I've seen this too. It may be that if the burner is hot, it generates convection air currents which prevent the gas/air mixture around the spark from being within the explosive range, which is actually quite narrow.
Good - that should have ruled out flame failure and general gas valve problems.
If you take the ring caps off (usually loose, for cleaning) you should be able to see the spark electrode.
It may be that if it is hot either the insulation on the supply wire is getting leaky or the ceramic of the electrode might have a crack which expands.
I'd be surprised if the sparg gaps are all in parallel, connected to a common eht source. It's next to impossible to persuade a high voltage discharge to split itself across even 2, let alone 4, nominally identical gapped electrodes.
A more usual way to feed two spark gaps from a single eht coil is to use a double ended floating coil winding so that the two spark gaps are effective in series. This can be doubled up by using a pair of such ignition coils with their low voltage primaries connected in series to the common low voltage pulse source.
Alternatively, I think piezo transformers might offer a way of generating 4 independent spark voltage sources but I'm only hazarding a guess here. I'll leave the googling on this subject to you (the methodology will certainly have some bearing on the failure mechanism you're experiencing).

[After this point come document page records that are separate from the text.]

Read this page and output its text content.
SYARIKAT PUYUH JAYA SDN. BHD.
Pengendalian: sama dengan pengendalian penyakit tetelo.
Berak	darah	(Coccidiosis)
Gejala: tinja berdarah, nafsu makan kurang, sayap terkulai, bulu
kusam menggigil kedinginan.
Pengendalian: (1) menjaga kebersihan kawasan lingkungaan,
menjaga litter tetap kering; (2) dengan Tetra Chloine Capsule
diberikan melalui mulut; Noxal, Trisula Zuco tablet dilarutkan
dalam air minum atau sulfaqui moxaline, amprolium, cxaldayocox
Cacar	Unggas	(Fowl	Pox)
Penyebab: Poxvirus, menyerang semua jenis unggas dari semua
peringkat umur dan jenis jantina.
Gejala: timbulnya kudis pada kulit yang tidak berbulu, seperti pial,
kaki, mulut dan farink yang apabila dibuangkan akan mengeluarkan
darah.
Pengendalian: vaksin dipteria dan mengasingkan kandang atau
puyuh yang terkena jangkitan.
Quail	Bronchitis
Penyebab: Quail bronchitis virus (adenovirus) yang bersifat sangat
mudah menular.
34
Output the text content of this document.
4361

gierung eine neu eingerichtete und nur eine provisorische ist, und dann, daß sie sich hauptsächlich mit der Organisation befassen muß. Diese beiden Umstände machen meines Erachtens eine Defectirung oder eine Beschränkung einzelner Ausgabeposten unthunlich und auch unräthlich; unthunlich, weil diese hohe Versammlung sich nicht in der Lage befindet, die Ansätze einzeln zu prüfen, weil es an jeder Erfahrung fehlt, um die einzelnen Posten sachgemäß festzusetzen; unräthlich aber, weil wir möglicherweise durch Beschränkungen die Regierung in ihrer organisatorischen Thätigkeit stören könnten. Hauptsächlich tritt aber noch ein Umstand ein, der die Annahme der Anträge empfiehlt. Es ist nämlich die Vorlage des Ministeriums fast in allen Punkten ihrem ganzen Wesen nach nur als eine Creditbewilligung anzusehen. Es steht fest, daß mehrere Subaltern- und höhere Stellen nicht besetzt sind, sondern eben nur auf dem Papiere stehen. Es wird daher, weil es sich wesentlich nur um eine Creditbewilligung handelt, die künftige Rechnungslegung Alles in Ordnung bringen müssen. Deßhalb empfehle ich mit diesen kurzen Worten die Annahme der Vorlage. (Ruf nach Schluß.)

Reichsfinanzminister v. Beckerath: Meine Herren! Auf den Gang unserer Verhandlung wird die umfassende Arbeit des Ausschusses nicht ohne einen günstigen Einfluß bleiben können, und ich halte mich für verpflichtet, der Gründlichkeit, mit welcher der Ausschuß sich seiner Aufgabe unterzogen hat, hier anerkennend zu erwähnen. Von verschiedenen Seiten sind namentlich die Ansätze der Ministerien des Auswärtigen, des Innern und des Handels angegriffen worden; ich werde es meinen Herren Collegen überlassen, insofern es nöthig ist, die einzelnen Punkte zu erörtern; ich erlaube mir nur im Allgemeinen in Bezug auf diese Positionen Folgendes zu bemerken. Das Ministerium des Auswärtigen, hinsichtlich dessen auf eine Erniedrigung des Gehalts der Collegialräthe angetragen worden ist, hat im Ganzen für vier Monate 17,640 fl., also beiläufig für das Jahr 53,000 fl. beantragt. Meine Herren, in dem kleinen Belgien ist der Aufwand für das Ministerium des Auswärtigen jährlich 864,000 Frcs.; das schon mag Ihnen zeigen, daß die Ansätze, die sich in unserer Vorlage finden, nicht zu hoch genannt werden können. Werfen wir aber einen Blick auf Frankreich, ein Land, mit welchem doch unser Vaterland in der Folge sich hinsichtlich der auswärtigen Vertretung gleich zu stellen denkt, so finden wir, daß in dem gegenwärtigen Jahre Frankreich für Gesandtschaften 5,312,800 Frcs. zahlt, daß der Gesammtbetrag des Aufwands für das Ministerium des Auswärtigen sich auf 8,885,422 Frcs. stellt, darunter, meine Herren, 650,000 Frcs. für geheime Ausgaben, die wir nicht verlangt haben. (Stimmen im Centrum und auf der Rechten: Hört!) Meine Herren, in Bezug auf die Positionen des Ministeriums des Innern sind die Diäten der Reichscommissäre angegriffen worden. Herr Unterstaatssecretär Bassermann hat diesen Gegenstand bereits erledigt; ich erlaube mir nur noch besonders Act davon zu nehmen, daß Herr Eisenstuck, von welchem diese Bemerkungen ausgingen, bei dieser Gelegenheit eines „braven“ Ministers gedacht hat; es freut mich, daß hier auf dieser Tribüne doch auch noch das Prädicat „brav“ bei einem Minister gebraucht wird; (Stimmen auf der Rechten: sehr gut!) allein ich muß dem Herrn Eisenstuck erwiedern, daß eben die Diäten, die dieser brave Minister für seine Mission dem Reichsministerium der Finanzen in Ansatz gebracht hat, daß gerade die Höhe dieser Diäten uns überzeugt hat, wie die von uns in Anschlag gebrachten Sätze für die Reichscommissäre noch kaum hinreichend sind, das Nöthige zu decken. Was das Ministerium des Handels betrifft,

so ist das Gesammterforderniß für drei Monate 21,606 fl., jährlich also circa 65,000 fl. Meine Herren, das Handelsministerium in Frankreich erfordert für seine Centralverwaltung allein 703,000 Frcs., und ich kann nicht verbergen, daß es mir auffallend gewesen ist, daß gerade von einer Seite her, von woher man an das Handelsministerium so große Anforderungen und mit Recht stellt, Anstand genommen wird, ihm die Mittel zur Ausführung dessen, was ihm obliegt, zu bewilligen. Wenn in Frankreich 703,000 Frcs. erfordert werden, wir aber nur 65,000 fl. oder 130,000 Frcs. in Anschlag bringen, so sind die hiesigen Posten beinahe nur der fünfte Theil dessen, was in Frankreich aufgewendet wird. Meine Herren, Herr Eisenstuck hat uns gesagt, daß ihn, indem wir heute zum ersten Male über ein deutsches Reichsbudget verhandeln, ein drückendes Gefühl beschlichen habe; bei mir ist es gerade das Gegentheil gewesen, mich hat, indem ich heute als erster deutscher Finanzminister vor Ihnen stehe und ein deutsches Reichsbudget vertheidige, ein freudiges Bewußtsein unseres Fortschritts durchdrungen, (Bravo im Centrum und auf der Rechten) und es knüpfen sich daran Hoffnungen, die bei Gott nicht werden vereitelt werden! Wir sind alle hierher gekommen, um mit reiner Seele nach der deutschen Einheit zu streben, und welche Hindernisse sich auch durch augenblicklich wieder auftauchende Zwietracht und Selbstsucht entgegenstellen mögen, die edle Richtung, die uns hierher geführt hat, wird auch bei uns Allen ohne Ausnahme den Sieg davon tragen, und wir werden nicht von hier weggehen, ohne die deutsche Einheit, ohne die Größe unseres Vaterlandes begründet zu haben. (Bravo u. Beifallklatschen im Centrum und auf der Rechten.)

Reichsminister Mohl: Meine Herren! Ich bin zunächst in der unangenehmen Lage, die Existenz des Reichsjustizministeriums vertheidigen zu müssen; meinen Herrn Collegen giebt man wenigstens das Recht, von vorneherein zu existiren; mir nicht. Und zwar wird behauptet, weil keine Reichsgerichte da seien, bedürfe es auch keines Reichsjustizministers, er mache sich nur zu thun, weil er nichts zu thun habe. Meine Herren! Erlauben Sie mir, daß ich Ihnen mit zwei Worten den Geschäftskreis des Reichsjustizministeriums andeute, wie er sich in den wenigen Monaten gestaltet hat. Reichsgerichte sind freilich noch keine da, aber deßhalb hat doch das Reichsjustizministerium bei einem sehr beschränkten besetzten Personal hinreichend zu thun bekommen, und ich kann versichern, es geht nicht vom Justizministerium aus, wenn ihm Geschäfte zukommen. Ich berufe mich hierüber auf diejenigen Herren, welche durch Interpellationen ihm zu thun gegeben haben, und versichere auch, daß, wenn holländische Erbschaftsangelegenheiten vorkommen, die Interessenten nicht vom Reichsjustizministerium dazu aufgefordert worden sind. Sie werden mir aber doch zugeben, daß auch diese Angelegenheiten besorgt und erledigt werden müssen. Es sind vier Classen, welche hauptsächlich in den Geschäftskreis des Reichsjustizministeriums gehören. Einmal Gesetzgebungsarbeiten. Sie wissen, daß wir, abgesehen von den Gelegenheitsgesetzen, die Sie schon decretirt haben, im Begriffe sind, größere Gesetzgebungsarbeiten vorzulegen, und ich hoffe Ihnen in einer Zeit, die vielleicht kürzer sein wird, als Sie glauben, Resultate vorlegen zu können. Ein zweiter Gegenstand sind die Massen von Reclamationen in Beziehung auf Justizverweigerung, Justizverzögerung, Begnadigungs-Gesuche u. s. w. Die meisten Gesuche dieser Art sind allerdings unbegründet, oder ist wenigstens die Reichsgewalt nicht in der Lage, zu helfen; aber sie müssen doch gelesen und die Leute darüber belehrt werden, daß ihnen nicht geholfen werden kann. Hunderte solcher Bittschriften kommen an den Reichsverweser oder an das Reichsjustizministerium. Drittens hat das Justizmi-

That's usually the case. A single ignitor button, ergo sparks at all burners.
The one I repaired on my parents Smeg hob is an EHT transformer which has a secondary winding per sparc gap.
(The circuit board got wet when a carpender put a screw through one of the heating pipes upstairs. Fortunately, the EHT transformer was fully potted and not damaged by immersion, but several of the components on the circuit board had to be replaced, and copper tracks cleaned and repaired.)
The Smeg one wasn't piezo. It just leaks charge into capacitor from mains through a rectifier and resistor, and has a gas discharge spark gap to discharge that capacitor across the transformer primary when the capacitor voltage reaches the breakdown voltage of the gas discharge spark gap. The charge/discharge cycle repeats if you keep the button pressed.